New state social studies standards open to public comment

New social studies standards are presently be reviewed by the public for input at the website. Teachers have been waiting for the past five years to have new standards in place so they can adjust the curriculum.

MANISTEE — With so much emphasis being put on student achievement in today’s K-12 school systems it seems almost hard to believe that it has been 12 years since the last time the social studies standards have been updated.

It last took place in 2007 and although some of the reasons were politically and socially motivated for the delay, it appears now that they may have a set of standards that will be agreeable to most of the general public.

The Michigan Department of Education has plans to hold what they call nine listen-and-learn sessions from April 24-May 9  at various locations around the state. The location of those sessions, a copy of the standards and  an online survey will be shared at

Locally Manistee Intermediate School District general education director Lisa Lockman, Northern Michigan Learning Consortium social studies consultant Dave Johnson and Manistee Area Public Schools curriculum director Amber Kowatch weighed in the new guidelines. Johnson also was one of the writers of the new standards.

“We have been working on those standards for five years at this point,” said Johnson. “What went out last summer was probably influenced by some outside forces that weren’t present this time around. So we started a new round and were very inclusive this time around to pull in representation from all around the state to weigh in as opposed to just one undue influence.”

Johnson said that made the standards that are being evaluated now much more balanced. The teachers who have looked at the drafts of the standards appreciate the examples and topics that are included in the new draft.

“The topics at every grade level have been changed, but the kindergarten to high school civics classes are still going to be covering everything that has been covered before,” said Johnson. “The biggest change is  including inquiry based instruction rather than they just memorize everything.”

Lockman said teachers are ready to get new standards in place.

“I think the biggest thing coming from the teachers in my area is they are ready for new standards so they can move forward with professional development and looking at resources,” said Lockman. “A lot of schools have held off waiting for the new standards before purchasing things to address them. Teachers are excited to put the new focus on social studies and to definitely have direction from the state and know how to move forward.”

Lockman said social studies has hung out in limbo for so long, so teachers have been waiting for some guidance and are really looking to embrace new standards.
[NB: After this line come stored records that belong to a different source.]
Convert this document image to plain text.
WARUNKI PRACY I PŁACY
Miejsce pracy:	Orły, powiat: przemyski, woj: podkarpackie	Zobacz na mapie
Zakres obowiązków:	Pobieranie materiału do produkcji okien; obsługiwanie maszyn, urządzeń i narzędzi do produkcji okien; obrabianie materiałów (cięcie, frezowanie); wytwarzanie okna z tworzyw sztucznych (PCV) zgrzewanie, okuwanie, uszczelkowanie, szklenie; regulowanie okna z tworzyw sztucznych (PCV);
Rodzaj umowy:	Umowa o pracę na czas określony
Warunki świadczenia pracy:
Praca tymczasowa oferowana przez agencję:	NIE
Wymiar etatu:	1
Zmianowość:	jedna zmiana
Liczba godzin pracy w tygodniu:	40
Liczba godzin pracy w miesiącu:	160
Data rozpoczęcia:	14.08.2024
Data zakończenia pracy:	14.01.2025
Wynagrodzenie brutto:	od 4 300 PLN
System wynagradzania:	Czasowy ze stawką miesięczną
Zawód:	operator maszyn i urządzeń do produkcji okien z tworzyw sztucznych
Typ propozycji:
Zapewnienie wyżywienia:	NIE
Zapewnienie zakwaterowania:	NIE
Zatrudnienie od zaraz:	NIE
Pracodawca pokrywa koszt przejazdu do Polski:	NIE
Kowatch agreed with that assessment.

“My biggest thought around all of this is we are just looking to get these standards established, so we can create a process for implementing them,” said Kowatch. “It’s been a source of frustration for any social studies teachers because they have been promised that they are coming and yet here we are.”

She said she understands the concerns on both sides, but are just awaiting their adoption, so they can go to work on them.

All of the public comment is leading up to an adoption vote by the state board of education on June 11, but it will take time to roll everything out to the schools.

“We are looking at the feedback that comes in so we are able to present the final draft to the board,” said Johnson. “For example, we had someone from a religious group approach us about the way we had put a history standard in was incorrect. We are able to take that feedback and do something about it right now. So with that feedback we are going to be looking for larger issues, so we are ready to give the final draft to the state board in June.”

He said if the state board of education accepts those standards they then are looking to a three to five year roll out with professional learning and implementation of the new standards.

“We will begin this fall, but the state assessments wouldn’t change for three to five years,” said Johnson. “We haven’t really tackled the instruction part of it.”

Lockman said social studies differs from other subjects in that various groups all have different things they would like to see in the curriculum.

“All topics of social studies are pretty integrated with politics and lots of people have opinions on what should be taught and what exposure students should have at different grade levels,” said Lockman. “I think the team did a really good job of getting a diverse group of individuals together to talk about those and have great discussions and input. They had an additional group review them for any bias, so the committee has really done its homework to make sure it can be accepted by liberals, conservatives of special interest groups across the state for standards.”

Johnson said he encourages everyone to go to the website and review the standards and then give any input they have on the subject material.

“They should take the online survey as it is one thing to complain or praise the standard and another thing to let us know,” said Johnson. “So we welcome all the public comment including the good, the bad and the ugly.”